In the Room by Eric Koo

The film kicked off with a black and white scene inside room 27 during the Japanese Occupation period in Singapore. A Singapore Chinese man was having a conversation with a middle-aged British man, about the Japanese, covert operations and running away from paradise, to paradise. It felt like a long and tedious conversation until one realized that the two men were lovers. And room 27 was their weekly rendezvous.

As the conversation seems to drag on, and slightly titillating, I began to fidget in my seat. And then abruptly, the black and white scene disappeared into a full coloured view. It was Hong Kong actress Josie Ho’s cue, appearing in the ’60s A Go-Go era.

Based on a series of fictional tale that happened within Room 27 in a once-glamorous fictional hotel, Singapura. In The Room told six tales of carnal pleasures and secrets through the decades, from the Japanese occupation to Singapore’s independence. As much as I love Eric Khoo’s 12 Storey and Mee Pok Man, In The Room was painfully slow. The scripts were almost amateurish, camera angles were rough, scenes cut abruptly, some of the actors were boring and overly theatrical, and you barely noticed any soundtrack.

It was a mess.

The only two things that barely saved the film was having a big name actress, Josie Ho, and Japanese AV (adult video) actress, Shou Nishino.

I began to notice why Broadway Cinematheque in Yaumatei, Hong Kong, was filled with single middle-aged men. There were giggles and exclamations from the audience when Josie Ho, who portrayed an experienced prostitute sex guru, displayed her genital prowess to a group of newbies. Rated as a category three film in Hong Kong, Shou Nishino stole the show by baring full frontal and did numerous uncut sex scenes with different actors, including a bonus 3 seconds copulation scene with Malaysian actor, Lawrence Wong. Shou’s scenes took up one-third of the entire duration of the film.

Koh Boon Pin, a familiar Singapore face in the film, made his reappearance as one of the gay lovers in the opening scene of In The Room. He had acted in Eric Khoo’s 1997’s 12 Storey. However, his performance in In The Room was almost robotic, while Daniel Jenkins had more flair and portrayed more emotions as his lover.

As the film got grittier, images of room 27 were getting more and more dilapidated from the first story to the next, and finally, it looked like a pornographic ghost story.

I exited the theatre with a wave of disappointments by In The Room. Maybe I had set my expectations up too high as I had high regards and respects for Eric Khoo’s creations. Has Eric Khoo lost his touch? If so, he should stick with directing a one-story film like 12 Storey and Mee Pok Man or focus on producing films for Boo Jun Feng and Roystan Tan.

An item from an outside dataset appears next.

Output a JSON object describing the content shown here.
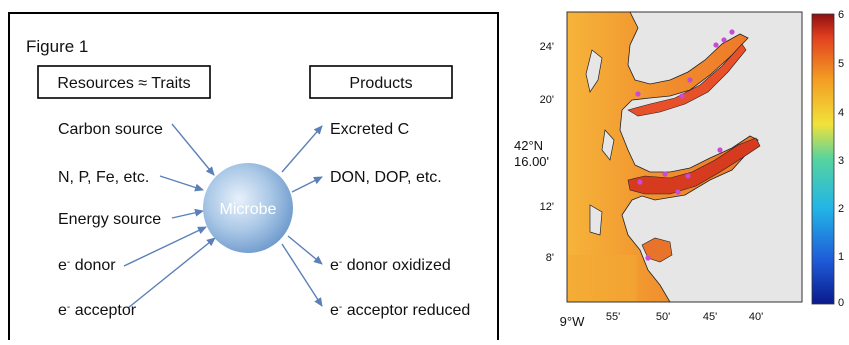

Filmed in September 2014 by Principal Photography within ten days at Infinite Studio in Singapore and produced by Nansun Shi and Zhao Wei Films, and distributed and financed by Distribution Workshop. The $800,000 budgeted film premiered at the Toronto International Film Festival in September 2015 and travelled to the San Sebastián International Film Festival, Busan International Film Festival. It almost opened in Singapore during the 2015 Singapore Film Festival. Still, Eric Khoo withdrew his submission for a rating for the film from the Media Development Authority (MDA) as the MDA had deemed that two scenes exceeded the R21 rating guidelines. However, on February 25, 2016, the film was given a general release after an “international version” with subtle differences from the original was passed with an R21 uncut rating by the censors.